Let me therefore construct an exactly equivalent line of “reasoning”:
A4) Andrea Yates was a member of a Christian worship group led by the itinerant Christian preacher, Michael Peter Woroniecki
A5) Andrea Yates was convicted of murdering her five children by drowning them in a bathtub
A6) John the Baptist indicated that he enjoyed submerging sinners in water
Again, there appears to be considerable evidence in support of these assertions. Using the line of reasoning you seem to be promoting here, it would be equally “reasonable” to make the following inferences:
I3) Andrea Yates is a Christian
I4) Christians enjoy submerging people in water
I5) Some Christians enjoy murdering their children by drowning them
You should therefore be very willing to accept the following conclusion:
C2) Christianity predisposes people to murder their children by drowning them.
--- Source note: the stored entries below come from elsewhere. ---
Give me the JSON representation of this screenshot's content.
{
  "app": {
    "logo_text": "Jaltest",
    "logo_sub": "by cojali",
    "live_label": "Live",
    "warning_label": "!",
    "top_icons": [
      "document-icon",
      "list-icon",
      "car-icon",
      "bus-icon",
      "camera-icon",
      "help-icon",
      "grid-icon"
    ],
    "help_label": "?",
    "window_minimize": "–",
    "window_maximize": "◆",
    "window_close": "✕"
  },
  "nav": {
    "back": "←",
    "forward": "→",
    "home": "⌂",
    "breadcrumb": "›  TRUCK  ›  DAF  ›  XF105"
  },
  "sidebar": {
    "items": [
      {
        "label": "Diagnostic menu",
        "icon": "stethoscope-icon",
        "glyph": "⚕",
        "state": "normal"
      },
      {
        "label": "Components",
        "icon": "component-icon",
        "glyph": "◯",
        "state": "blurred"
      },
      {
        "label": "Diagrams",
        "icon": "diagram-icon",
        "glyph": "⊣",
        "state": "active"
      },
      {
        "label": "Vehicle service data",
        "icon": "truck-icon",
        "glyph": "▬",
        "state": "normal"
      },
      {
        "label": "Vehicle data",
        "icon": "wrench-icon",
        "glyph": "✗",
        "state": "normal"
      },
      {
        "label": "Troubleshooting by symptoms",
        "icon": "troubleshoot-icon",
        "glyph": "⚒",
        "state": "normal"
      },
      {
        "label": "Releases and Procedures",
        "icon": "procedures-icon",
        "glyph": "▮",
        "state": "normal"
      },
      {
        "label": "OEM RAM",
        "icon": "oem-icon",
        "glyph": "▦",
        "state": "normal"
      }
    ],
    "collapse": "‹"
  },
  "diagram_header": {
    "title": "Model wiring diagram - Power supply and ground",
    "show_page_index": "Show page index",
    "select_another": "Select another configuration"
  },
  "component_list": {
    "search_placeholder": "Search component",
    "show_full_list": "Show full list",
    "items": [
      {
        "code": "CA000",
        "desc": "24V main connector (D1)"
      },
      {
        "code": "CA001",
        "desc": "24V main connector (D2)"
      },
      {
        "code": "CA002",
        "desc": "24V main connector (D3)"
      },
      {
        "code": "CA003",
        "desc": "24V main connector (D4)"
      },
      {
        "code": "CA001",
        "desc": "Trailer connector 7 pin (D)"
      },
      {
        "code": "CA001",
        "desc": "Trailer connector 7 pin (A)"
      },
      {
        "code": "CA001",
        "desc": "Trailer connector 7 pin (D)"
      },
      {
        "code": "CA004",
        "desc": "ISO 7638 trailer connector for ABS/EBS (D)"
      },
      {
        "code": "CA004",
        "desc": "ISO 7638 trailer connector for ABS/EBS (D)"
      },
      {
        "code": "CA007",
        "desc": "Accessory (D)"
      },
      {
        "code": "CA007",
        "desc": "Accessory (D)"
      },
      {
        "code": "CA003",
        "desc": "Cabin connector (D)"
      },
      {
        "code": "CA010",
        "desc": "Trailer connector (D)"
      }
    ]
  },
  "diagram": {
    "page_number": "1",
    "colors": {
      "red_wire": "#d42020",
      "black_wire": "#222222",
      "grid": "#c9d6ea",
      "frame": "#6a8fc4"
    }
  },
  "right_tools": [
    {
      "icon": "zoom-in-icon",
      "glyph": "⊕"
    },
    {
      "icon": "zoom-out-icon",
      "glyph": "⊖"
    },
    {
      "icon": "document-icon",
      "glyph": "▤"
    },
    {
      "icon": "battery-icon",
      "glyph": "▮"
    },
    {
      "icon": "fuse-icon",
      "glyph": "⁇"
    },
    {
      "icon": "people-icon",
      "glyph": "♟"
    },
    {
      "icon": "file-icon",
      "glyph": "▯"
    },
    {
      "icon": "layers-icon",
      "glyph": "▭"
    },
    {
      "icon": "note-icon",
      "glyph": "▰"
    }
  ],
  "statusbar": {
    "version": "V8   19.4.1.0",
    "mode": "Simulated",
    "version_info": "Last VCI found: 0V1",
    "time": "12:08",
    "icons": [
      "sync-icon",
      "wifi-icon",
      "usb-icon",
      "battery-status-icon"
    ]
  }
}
Please correct me if I have somehow misconstrued your intentions here. Also, please explain how your training in science and scientific reasoning leads you to make arguments of this form.
And,while you’re at it, please let me know how you can look at your own reflection in the mirror after making arguments like this.
We can always play the guilt by association game…in this case, the nastiest person I know is Sal Cordova, a creationist, therefore creationists are all people with no sense of common decency.